Henua
de Marin Ledun

critiqué par Poet75, le 17 avril 2025
(Paris - 68 ans)


La note:  étoiles
L'envers des Marquises
En règle générale, les auteurs de polars, tout en s’efforçant de captiver le lecteur au moyen d’une intrigue à rebondissements et de personnages, si possible, pas trop convenus, suggèrent, voire mettent très en évidence, des caractéristiques de la société et de l’environnement dans lesquels évoluent ces derniers. Et quand l’action d’un polar se déroule bien loin de la France métropolitaine, voire carrément aux antipodes, la découverte peut s’avérer d’autant plus passionnante. Avec ce roman de Marin Ledun, nous voilà servis puisque ce dernier nous emmène aux îles Marquises, des îles dont nous ne savons peut-être pas grand-chose, en dépit des tableaux de Gauguin et d’une des chansons ultimes de Brel.
‘Gémir n’est pas de mise / Aux Marquises », chantait-il. Nous voulons bien le croire, même si le contenu du roman de Marin Ledun nous confronte à bien d’autres réalités que celles de la chanson et à bien d’autres images que celle des peintures de Gauguin. Certes, aux îles Marquises, et Marin Ledun en fait quelques descriptions, les paysages, la faune, la flore sidèrent par leur beauté. Mais il n’est pas question, pour le romancier, de s’y complaire car il est d’autres réalités, beaucoup moins belles, qu’il ne saurait ignorer. Et l’enquête policière dont il est question en fait découvrir les aspects les moins reluisants.
Marin Ledun n’est pas marquisien, mais il s’intéresse à l’histoire de ces îles et semble, en effet, bien la connaître, ce que l’on peut vérifier, par exemple lorsque, à deux reprises, il évoque les missionnaires catholiques picpuciens qui les évangélisèrent. Dans une interview, il explique qu’il apprend la langue marquisienne. D’ailleurs, dans le roman, de nombreux termes marquisiens apparaissent, à commencer par Te Henua Ènata, la terre des hommes, le nom donné par les Marquisiens à leurs îles. De plus, le romancier a eu la bonne idée d’imaginer, comme personnage principal du récit, un enquêteur venu de métropole. En vérité, c’est un métis, mais sa mère, marquisienne, avait quitté les îles avant sa naissance. Tepano Morel (c’est son nom) est, en conséquence, un personnage idéal : il doit tout apprendre, tout découvrir, tout en cherchant à connaître ses racines maternelles. Pour nous, lecteurs, c’est parfait car nous pouvons assez bien nous identifier à lui.

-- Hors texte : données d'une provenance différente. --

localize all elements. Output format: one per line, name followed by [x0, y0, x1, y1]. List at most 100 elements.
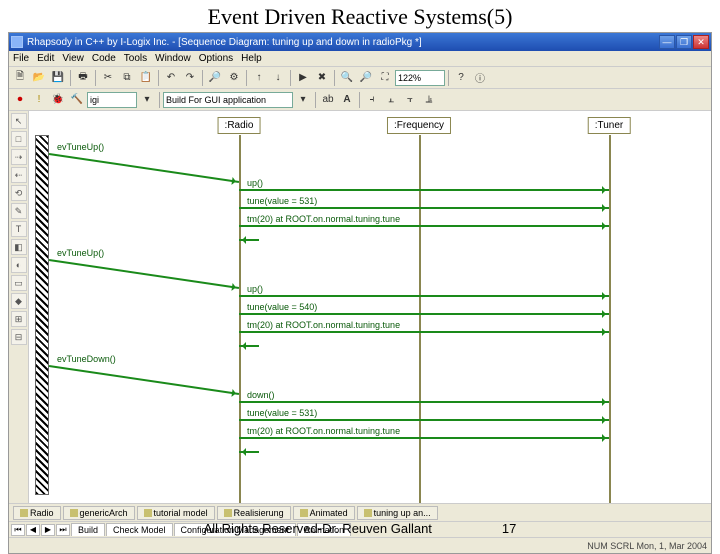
message-tm3[interactable]: [239, 437, 609, 439]
message-tuneup1[interactable]: [49, 153, 239, 183]
condition-tool-icon[interactable]: ◧: [11, 239, 27, 255]
stop-icon[interactable]: ✖: [313, 69, 331, 87]
minimize-button[interactable]: —: [659, 35, 675, 49]
help-icon[interactable]: ?: [452, 69, 470, 87]
dropdown2-icon[interactable]: ▾: [294, 91, 312, 109]
message-up1[interactable]: [239, 189, 609, 191]
menu-tools[interactable]: Tools: [124, 53, 147, 64]
text-icon[interactable]: ab: [319, 91, 337, 109]
zoom-out-icon[interactable]: 🔎: [357, 69, 375, 87]
open-icon[interactable]: 📂: [30, 69, 48, 87]
tool-palette: ↖ □ ⇢ ⇠ ⟲ ✎ T ◧ ◐ ▭ ◆ ⊞ ⊟: [9, 111, 29, 503]
menu-window[interactable]: Window: [155, 53, 191, 64]
close-button[interactable]: ✕: [693, 35, 709, 49]
save-icon[interactable]: 💾: [49, 69, 67, 87]
message-ret3[interactable]: [239, 451, 259, 453]
zoom-in-icon[interactable]: 🔍: [338, 69, 356, 87]
dropdown-icon[interactable]: ▾: [138, 91, 156, 109]
align2-icon[interactable]: ⫠: [382, 91, 400, 109]
browse-icon[interactable]: 🔎: [206, 69, 224, 87]
tab-tuning[interactable]: tuning up an...: [357, 506, 438, 520]
select-tool-icon[interactable]: ↖: [11, 113, 27, 129]
diagram-icon: [20, 509, 28, 517]
align4-icon[interactable]: ⫡: [420, 91, 438, 109]
tab-tutorial[interactable]: tutorial model: [137, 506, 215, 520]
sequence-diagram[interactable]: :Radio:Frequency:TunerevTuneUp()up()tune…: [29, 111, 711, 503]
build-icon[interactable]: 🔨: [68, 91, 86, 109]
align3-icon[interactable]: ⫟: [401, 91, 419, 109]
run-icon[interactable]: !: [30, 91, 48, 109]
font-icon[interactable]: A: [338, 91, 356, 109]
self-msg-tool-icon[interactable]: ⟲: [11, 185, 27, 201]
go-icon[interactable]: ▶: [294, 69, 312, 87]
message-down1[interactable]: [239, 401, 609, 403]
zoom-combo[interactable]: 122%: [395, 70, 445, 86]
lifeline-head-tuner[interactable]: :Tuner: [588, 117, 631, 134]
menu-help[interactable]: Help: [241, 53, 262, 64]
collapse-tool-icon[interactable]: ⊟: [11, 329, 27, 345]
config-combo[interactable]: igi: [87, 92, 137, 108]
toolbar-build: ⏺ ! 🐞 🔨 igi ▾ Build For GUI application …: [9, 89, 711, 111]
message-up2[interactable]: [239, 295, 609, 297]
lifeline-head-radio[interactable]: :Radio: [218, 117, 261, 134]
up-icon[interactable]: ↑: [250, 69, 268, 87]
frame-tool-icon[interactable]: ▭: [11, 275, 27, 291]
message-ret2[interactable]: [239, 345, 259, 347]
message-label-tuneup1: evTuneUp(): [57, 142, 104, 152]
message-tuneup2[interactable]: [49, 259, 239, 289]
environment-bar[interactable]: [35, 135, 49, 495]
features-icon[interactable]: ⚙: [225, 69, 243, 87]
reply-tool-icon[interactable]: ⇠: [11, 167, 27, 183]
toolbar-main: 🗎 📂 💾 🖶 ✂ ⧉ 📋 ↶ ↷ 🔎 ⚙ ↑ ↓ ▶ ✖ 🔍 🔎 ⛶ 122%…: [9, 67, 711, 89]
tab-radio[interactable]: Radio: [13, 506, 61, 520]
tab-generic[interactable]: genericArch: [63, 506, 135, 520]
align1-icon[interactable]: ⫞: [363, 91, 381, 109]
redo-icon[interactable]: ↷: [181, 69, 199, 87]
message-label-down1: down(): [247, 390, 275, 400]
message-tune3[interactable]: [239, 419, 609, 421]
print-icon[interactable]: 🖶: [74, 69, 92, 87]
expand-tool-icon[interactable]: ⊞: [11, 311, 27, 327]
message-tune2[interactable]: [239, 313, 609, 315]
project-combo[interactable]: Build For GUI application: [163, 92, 293, 108]
menu-file[interactable]: File: [13, 53, 29, 64]
paste-icon[interactable]: 📋: [137, 69, 155, 87]
message-tunedown[interactable]: [49, 365, 239, 395]
debug-icon[interactable]: 🐞: [49, 91, 67, 109]
maximize-button[interactable]: ❐: [676, 35, 692, 49]
menu-edit[interactable]: Edit: [37, 53, 54, 64]
decision-tool-icon[interactable]: ◆: [11, 293, 27, 309]
window-title: Rhapsody in C++ by I-Logix Inc. - [Seque…: [27, 37, 659, 48]
undo-icon[interactable]: ↶: [162, 69, 180, 87]
message-ret1[interactable]: [239, 239, 259, 241]
menu-options[interactable]: Options: [199, 53, 233, 64]
message-tm1[interactable]: [239, 225, 609, 227]
diagram-icon: [364, 509, 372, 517]
tab-animated[interactable]: Animated: [293, 506, 355, 520]
message-label-tune3: tune(value = 531): [247, 408, 317, 418]
message-tune1[interactable]: [239, 207, 609, 209]
message-tm2[interactable]: [239, 331, 609, 333]
new-icon[interactable]: 🗎: [11, 69, 29, 87]
state-tool-icon[interactable]: ◐: [11, 257, 27, 273]
fit-icon[interactable]: ⛶: [376, 69, 394, 87]
lifeline-head-frequency[interactable]: :Frequency: [387, 117, 451, 134]
note-tool-icon[interactable]: ✎: [11, 203, 27, 219]
down-icon[interactable]: ↓: [269, 69, 287, 87]
anim-icon[interactable]: ⏺: [11, 91, 29, 109]
copy-icon[interactable]: ⧉: [118, 69, 136, 87]
instance-tool-icon[interactable]: □: [11, 131, 27, 147]
message-label-tuneup2: evTuneUp(): [57, 248, 104, 258]
statusbar: NUM SCRL Mon, 1, Mar 2004: [9, 537, 711, 553]
cut-icon[interactable]: ✂: [99, 69, 117, 87]
about-icon[interactable]: ⓘ: [471, 69, 489, 87]
tab-real[interactable]: Realisierung: [217, 506, 291, 520]
page-number: 17: [502, 521, 516, 536]
text-tool-icon[interactable]: T: [11, 221, 27, 237]
menu-view[interactable]: View: [62, 53, 84, 64]
slide-title: Event Driven Reactive Systems(5): [0, 0, 720, 32]
diagram-icon: [224, 509, 232, 517]
message-tool-icon[interactable]: ⇢: [11, 149, 27, 165]
menu-code[interactable]: Code: [92, 53, 116, 64]
message-label-tm1: tm(20) at ROOT.on.normal.tuning.tune: [247, 214, 400, 224]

Quant à l’enquête, elle se concentre sur l’assassinat d’une jeune femme du nom de Paiotoka O’Connor. Par ce biais (je n’en dis pas davantage sur l’enquête elle-même afin de n’en rien dévoiler à d’éventuels lecteurs), l’auteur nous invite à entrevoir les mystères de l’archipel, son histoire, ses réalités sociales. Ainsi le roman nous confronte-t-il non seulement à la christianisation des Marquises par les picpuciens, mais aussi à la volonté d’un nombre important d’autochtones de renouer avec les coutumes ancestrales qui prévalaient avant l’arrivée des missionnaires. Il est question aussi du spectre des essais nucléaires et des conséquences de la colonisation. Enfin et surtout, le roman confronte le lecteur à de tristes réalités, outre à la chasse prohibée d'une espèce protégée de pigeon, le úpe, aux violences intrafamiliales, à l’alcoolisme, à la prostitution. Le roman terminé, si les Marquises nous feront moins rêver qu’auparavant, nous aurons le sentiment de ne nous être pas contentés d’images de cartes postales mais d’avoir réellement entrevus quelque chose de ce qui se vit dans ce lointain archipel, en particulier sur l’île de Nuku Hiva.